Об особом значении, которое Муссолини теперь придавал корпорациям, говорит тот факт, что Национальный совет корпораций был выделен из соответствующего министерства в отдельный государственный орган, возглавлять который по закону мог лишь глава правительства. Однако, несмотря на всю торжественность, с которой дуче объявил о создании корпоративного государства, на деле новая реформа продолжала оставаться небольшим теоретическим островком в океане практических вопросов.
Фашистские идеологи утверждали, что новая система не имеет никакого отношения к социализму, а роль государства в вопросах экономики будет ограничена лишь регулирующими функциями и – крайне важная оговорка – интересами государства. Момент, когда эти интересы будут затронуты, разумеется, предстояло определять правительству и правящей партии. Дуче заявил, что государство «признаёт частную инициативу, но только если она необходима для жизненных интересов и экономики нации».
На самом деле основные изменения в те годы происходили не только в итальянской экономике, но и в государственном устройстве, и в идеологии фашистского государства. Режим укреплялся, обретая новые возможности благодаря системе корпораций, объединившей все производительные силы страны. Корпоративное государство отныне являлось самоценностью, самоцелью, требующей ежедневной защиты и борьбы во имя самого себя – для чего и нужны были фашисты во главе с дуче. А «корпорации», каждую из которых возглавлял Муссолини, просто вводили в правовое поле возросшие возможности фашистской партии, еще раз административно закрепляя диктатуру.

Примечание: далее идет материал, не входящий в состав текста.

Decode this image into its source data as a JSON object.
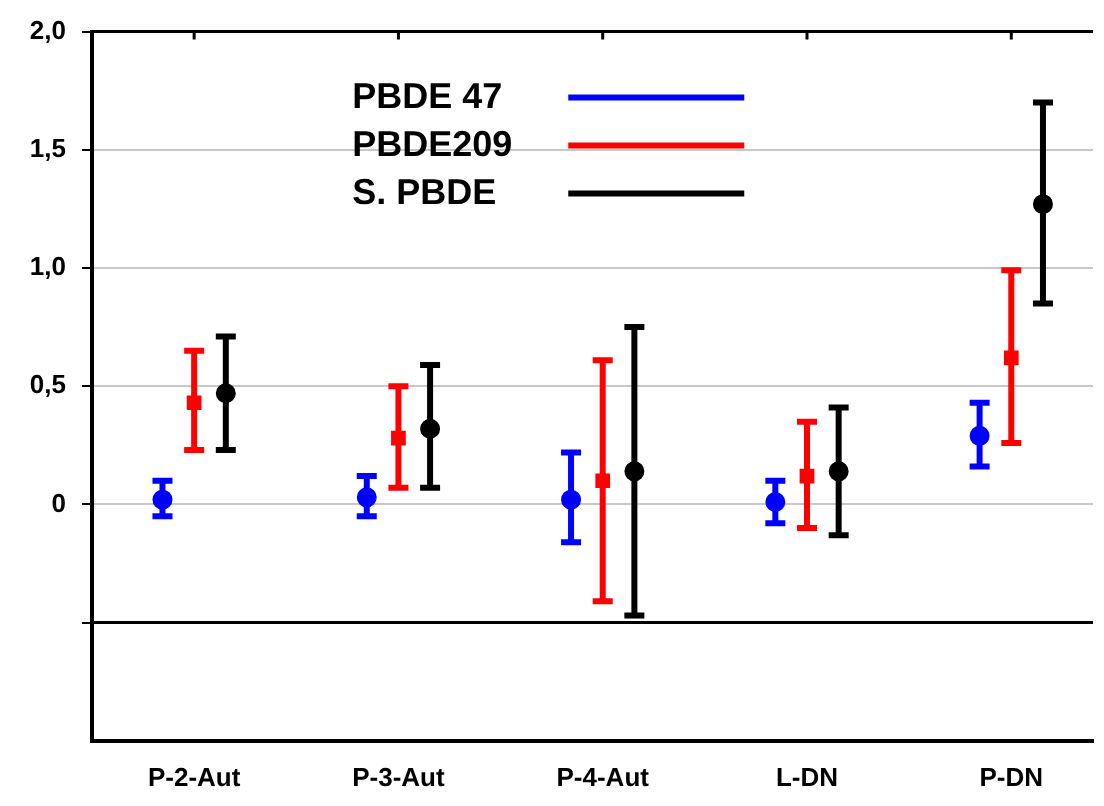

Два десятка корпораций включали в себя и людей с плугом, и людей с пером – появились корпорация туризма, корпорация виноградарство и виноделия, корпорация зрелищ, а также корпорация свободных профессий и искусств. Помимо корпораций, сформировали и синдикаты, которые, по замыслу своих создателей, должны были объединять (и контролировать) итальянцев по профессиональному признаку. С 1934 года синдикаты подразделялись на три основных направления: «предприниматели» (финанисты, промышленники, землевладельцы и т. д.), «лица наемного труда», представители «свободных профессий и артистов».
К началу Второй мировой войны в этих структурах состояло около восьми миллионов взрослых итальянцев, но означало ли это, что фашисты создали собственную уникальную экономическую модель, отличавшуюся и от советского «народного хозяйства», и от принятой во всем остальном мире капиталистической системы? Разумеется, нет. В конечном счете, сложная организация корпоративного государства оказалась не более чем еще одной ширмой, прикрывающей абсолютное политическое доминирование фашистской партии.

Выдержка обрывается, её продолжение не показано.